Он тонок первой тонкостью ветвей.
Его глаза – прекрасно-бесполезны! —
Под крыльями распахнутых бровей —
Две бездны...
 
   Совсем еще мальчик – он был на год моложе Марины. Высокий, худой, чуть сутулый. С прекрасным, тонким и одухотворенным лицом, на котором лучились, сияли, грустили огромные светлые глаза:
 
Есть огромные глаза
Цвета моря...
 
   Семейные, «эфроновские» глаза – такие же были у его сестер, а потом и у дочерей Цветаевой. «Входит незнакомый человек в комнату, видишь эти глаза и уже знаешь – это Эфрон», – сказал мне художник, знавший Эфронов в Коктебеле.

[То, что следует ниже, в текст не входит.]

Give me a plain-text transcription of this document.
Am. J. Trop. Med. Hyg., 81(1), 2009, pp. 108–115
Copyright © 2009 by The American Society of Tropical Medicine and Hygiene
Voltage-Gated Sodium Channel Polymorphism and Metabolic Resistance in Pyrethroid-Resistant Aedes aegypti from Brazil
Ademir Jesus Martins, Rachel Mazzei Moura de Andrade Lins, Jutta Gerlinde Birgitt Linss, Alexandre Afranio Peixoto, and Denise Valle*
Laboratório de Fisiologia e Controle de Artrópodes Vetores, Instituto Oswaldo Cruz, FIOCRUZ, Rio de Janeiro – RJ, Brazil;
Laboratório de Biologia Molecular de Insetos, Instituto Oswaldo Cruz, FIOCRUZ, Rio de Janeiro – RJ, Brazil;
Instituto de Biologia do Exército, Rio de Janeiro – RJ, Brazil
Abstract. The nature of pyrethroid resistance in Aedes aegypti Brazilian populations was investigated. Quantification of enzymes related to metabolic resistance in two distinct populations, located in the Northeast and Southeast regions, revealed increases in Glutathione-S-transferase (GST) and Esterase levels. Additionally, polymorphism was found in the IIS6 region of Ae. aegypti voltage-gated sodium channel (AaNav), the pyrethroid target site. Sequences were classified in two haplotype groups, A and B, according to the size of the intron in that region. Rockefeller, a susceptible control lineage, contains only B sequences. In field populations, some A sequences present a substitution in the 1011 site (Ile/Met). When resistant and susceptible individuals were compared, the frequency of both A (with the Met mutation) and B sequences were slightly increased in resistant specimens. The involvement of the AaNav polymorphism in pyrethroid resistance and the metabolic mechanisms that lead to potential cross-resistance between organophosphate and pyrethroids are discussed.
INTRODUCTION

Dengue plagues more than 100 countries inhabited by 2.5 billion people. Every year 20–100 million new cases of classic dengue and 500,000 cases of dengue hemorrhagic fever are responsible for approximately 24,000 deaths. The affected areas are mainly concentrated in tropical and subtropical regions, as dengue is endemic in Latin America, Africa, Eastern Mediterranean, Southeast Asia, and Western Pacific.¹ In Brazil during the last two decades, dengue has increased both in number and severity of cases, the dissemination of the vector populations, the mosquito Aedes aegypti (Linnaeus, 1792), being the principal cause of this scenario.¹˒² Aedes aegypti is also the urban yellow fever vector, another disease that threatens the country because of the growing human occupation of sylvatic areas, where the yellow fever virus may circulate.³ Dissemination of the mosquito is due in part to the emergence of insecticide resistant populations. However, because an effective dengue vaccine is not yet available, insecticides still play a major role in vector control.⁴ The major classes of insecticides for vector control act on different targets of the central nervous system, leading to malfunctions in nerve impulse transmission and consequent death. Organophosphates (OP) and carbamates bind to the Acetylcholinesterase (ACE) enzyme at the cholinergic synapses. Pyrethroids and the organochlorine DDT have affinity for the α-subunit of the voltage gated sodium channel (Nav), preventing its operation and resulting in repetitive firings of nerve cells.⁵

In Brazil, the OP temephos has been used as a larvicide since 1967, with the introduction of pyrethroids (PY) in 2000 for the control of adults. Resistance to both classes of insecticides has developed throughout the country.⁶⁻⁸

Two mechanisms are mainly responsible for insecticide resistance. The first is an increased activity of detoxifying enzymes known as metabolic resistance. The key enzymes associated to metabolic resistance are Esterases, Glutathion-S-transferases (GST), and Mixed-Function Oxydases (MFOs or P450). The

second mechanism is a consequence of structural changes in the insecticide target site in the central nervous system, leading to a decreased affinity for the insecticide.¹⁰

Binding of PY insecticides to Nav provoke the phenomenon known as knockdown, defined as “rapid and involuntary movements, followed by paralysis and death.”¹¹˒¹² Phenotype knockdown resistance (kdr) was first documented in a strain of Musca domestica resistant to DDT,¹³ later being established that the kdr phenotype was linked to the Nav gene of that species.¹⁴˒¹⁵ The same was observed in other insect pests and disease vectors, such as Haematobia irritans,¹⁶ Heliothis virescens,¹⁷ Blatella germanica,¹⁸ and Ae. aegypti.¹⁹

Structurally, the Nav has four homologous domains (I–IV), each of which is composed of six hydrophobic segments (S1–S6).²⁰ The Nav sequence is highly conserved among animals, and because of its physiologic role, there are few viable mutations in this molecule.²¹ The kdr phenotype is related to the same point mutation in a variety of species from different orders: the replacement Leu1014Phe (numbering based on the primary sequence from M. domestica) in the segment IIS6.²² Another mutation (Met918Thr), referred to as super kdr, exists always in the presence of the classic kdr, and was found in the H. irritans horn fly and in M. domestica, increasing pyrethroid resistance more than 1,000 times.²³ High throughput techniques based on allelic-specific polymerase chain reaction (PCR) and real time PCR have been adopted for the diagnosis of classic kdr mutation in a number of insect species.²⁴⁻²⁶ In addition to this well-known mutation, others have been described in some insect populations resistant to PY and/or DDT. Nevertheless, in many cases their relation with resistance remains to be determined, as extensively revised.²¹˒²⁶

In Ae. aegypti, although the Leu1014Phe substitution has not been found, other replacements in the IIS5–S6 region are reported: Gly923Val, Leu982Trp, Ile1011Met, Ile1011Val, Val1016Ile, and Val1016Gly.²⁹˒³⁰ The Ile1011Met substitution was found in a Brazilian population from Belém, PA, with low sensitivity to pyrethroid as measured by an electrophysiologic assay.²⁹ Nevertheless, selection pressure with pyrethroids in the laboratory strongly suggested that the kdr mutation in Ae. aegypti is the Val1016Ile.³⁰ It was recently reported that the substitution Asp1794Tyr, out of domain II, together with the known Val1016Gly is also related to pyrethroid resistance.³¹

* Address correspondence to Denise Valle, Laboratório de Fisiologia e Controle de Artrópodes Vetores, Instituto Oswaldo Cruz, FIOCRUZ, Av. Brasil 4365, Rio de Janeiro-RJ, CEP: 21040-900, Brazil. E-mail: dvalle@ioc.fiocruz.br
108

   Может быть, и правда все началось на пляже? Множество полудрагоценных камней таилось в коктебельских песках, их откапывали, коллекционировали, гордились друг перед другом своими находками. А Елена Оттобальдовна даже расшивала ими кафтаны, которые она делала для себя, для друзей и на продажу. Как бы то ни было на самом деле, Цветаева связала свою встречу с Сережей с коктебельским камешком.
   «1911 г. Я после кори стриженая. Лежу на берегу, рою, рядом роет Волошин Макс.
   – Макс, я выйду замуж только за того, кто из всего побережья угадает, какой мой любимый камень.
   – Марина! (Вкрадчивый голос Макса) – влюбленные, как тебе, может быть, уже известно, – глупеют. И когда тот, кого ты полюбишь, принесет тебе (сладчайшим голосом)... булыжник, ты совершенно искренне поверишь, что это твой любимый камень!
   – Макс! Я от всего умнею! Даже от любви!
   А с камешком – сбылось, ибо С. Я. Эфрон ... чуть ли не в первый день знакомства отрыл и вручил мне – величайшая редкость! – генуэзскую сердоликовую бусу, которая и по сей день со мной».
   Это написано в 1931 году, но и в начале семидесятых тот коктебельский камешек хранился у их дочери...
   Марина и Сережа нашли друг друга мгновенно и навеки. Она с жадностью и восторгом погружалась в историю его семьи. Там было все необычно, похоже на какие-то любимые с детства книги, а потому нестерпимо близко ей. Странное происхождение: дед с материнской стороны – красавец, блестящий ротмистр лейб-гвардии – был из аристократического рода Дурново, бабушка – из купцов. С отцовской стороны Сережины предки – евреи, и кажется, прадед был раввином.
   Елизавета Петровна Дурново [33]и Яков Константинович Эфрон познакомились на нелегальном собрании революционеров-народников. Оба были активными деятелями «Земли и воли» и «Черного передела». Известно, что Я. К. Эфрон участвовал по крайней мере в одном политическом убийстве.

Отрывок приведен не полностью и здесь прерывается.